20 March 2023
Laying up large complex curved structures can be time consuming using traditional reinforcement materials, with the potential end result prone to defects, loss in material properties due to cutting and darting as well as material waste if not done accurately. There is also the added concern of imperfections that could pose a critical safety risk, particularly when required to withstand the repeated pressure differences between the inside and outside of a vessel, as experienced when operating in offshore and subsea environments.
The National Composites Centre (NCC)’s challenge was to simplify the approach for 3D geometric designs with minimal wastage, exploring the art of the possible using Tailored Fibre Placement (TFP). By continuously sewing a tow of fibres to a base material, TFP can deliver high precision, curvilinear “free-form” placement of fibres within a product, enabling greater design freedom, improved repeatability, and multiple design configurations.
There are only a handful of facilities with world-class automated TFP capability in the United Kingdom – including the NCC, and the local structural composites design and manufacturing specialist Carbon ThreeSixty (CTS). Having worked together on various projects, the Chippenham-based high growth SME was just as keen to demonstrate TFP capability that would benefit the industry while enhancing their own competitiveness in the global composite structures market.
A key to NCC and CTS’s collaboration was understanding the differences between the TFP capabilities of the two centres, so the project team could adjust the programmes of one to match the equipment of the other. Once this was established, the team at CTS worked towards an innovation that avoided the need for darting to prevent wrinkles on double curvature regions. Circular window frames were produced using continuous spirals of material, improving strength and significantly reducing waste. The impact was a near-net shape manufacture of complex curves, leading to a 95% reduction in material waste for the circular window frames. Fewer defects will also support increased safety of the end product.
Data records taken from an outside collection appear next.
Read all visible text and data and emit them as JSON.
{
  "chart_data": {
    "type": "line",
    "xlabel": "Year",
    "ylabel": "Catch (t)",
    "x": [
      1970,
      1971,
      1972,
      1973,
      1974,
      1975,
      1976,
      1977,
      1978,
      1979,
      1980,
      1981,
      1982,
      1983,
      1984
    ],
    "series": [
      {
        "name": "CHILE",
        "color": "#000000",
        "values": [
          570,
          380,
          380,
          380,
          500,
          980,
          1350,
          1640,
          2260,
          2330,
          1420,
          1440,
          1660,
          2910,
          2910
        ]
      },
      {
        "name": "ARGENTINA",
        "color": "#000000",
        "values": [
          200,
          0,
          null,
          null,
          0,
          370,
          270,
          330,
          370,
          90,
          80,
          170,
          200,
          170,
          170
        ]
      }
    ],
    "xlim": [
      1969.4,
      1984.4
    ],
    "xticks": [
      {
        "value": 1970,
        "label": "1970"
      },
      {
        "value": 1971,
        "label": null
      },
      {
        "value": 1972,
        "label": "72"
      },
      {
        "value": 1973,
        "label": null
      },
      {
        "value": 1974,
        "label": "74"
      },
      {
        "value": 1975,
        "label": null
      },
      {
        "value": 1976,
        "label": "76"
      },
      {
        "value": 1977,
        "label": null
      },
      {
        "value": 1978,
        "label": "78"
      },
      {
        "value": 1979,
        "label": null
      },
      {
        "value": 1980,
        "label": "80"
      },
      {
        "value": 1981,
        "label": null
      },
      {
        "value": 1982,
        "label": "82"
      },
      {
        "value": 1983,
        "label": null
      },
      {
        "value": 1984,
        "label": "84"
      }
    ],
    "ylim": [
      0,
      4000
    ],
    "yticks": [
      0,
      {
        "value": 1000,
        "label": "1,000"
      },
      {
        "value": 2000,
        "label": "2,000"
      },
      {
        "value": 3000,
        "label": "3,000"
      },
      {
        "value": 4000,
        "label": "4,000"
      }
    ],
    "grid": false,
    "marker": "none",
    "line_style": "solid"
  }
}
Ruth Courtney, Engineering Capability Lead for 3D Textiles at the NCC, says:
“This innovative design significantly increases the efficiency layup of large composite structures by reducing process complexity and increasing automation. In this case, Carbon ThreeSixty was able to rapidly manufacture 20 super-drapable preforms at their site through automation, reducing the typical lead time of standardised moulded structures by at least 37 hours for this project alone. Less waste through an efficient component design and increased accuracy in manufacturing methods contributes towards reductions in overall project costs and environmental impact when compared to traditional layups.”
As a NCC SME Affiliate, the structural composite specialist was in a strategic position to improve the national supply chain capability. Adam Black, Commercial Manager at Carbon ThreeSixty adds:
“Since investing in the TFP, our ongoing collaboration with the NCC continues to unlock novel preforming techniques that help prepare us for future customer needs across the globe. As we continue to expand our business, the NCC helps us remain at the forefront of low cost, automated manufacturing in our sector that never compromises on quality.”
This element of corner and circular window design was part of a large modular composite structure demonstrator project developed by the NCC to showcase technologies that achieved lower-cost manufacturing and reduced part count and cost of operation for large structures in safety-critical applications, when compared with traditional metallic solutions. The NCC is now working with customers in energy, defence, aerospace, and construction to develop and exploit the capability and technology proven by all components of this larger project.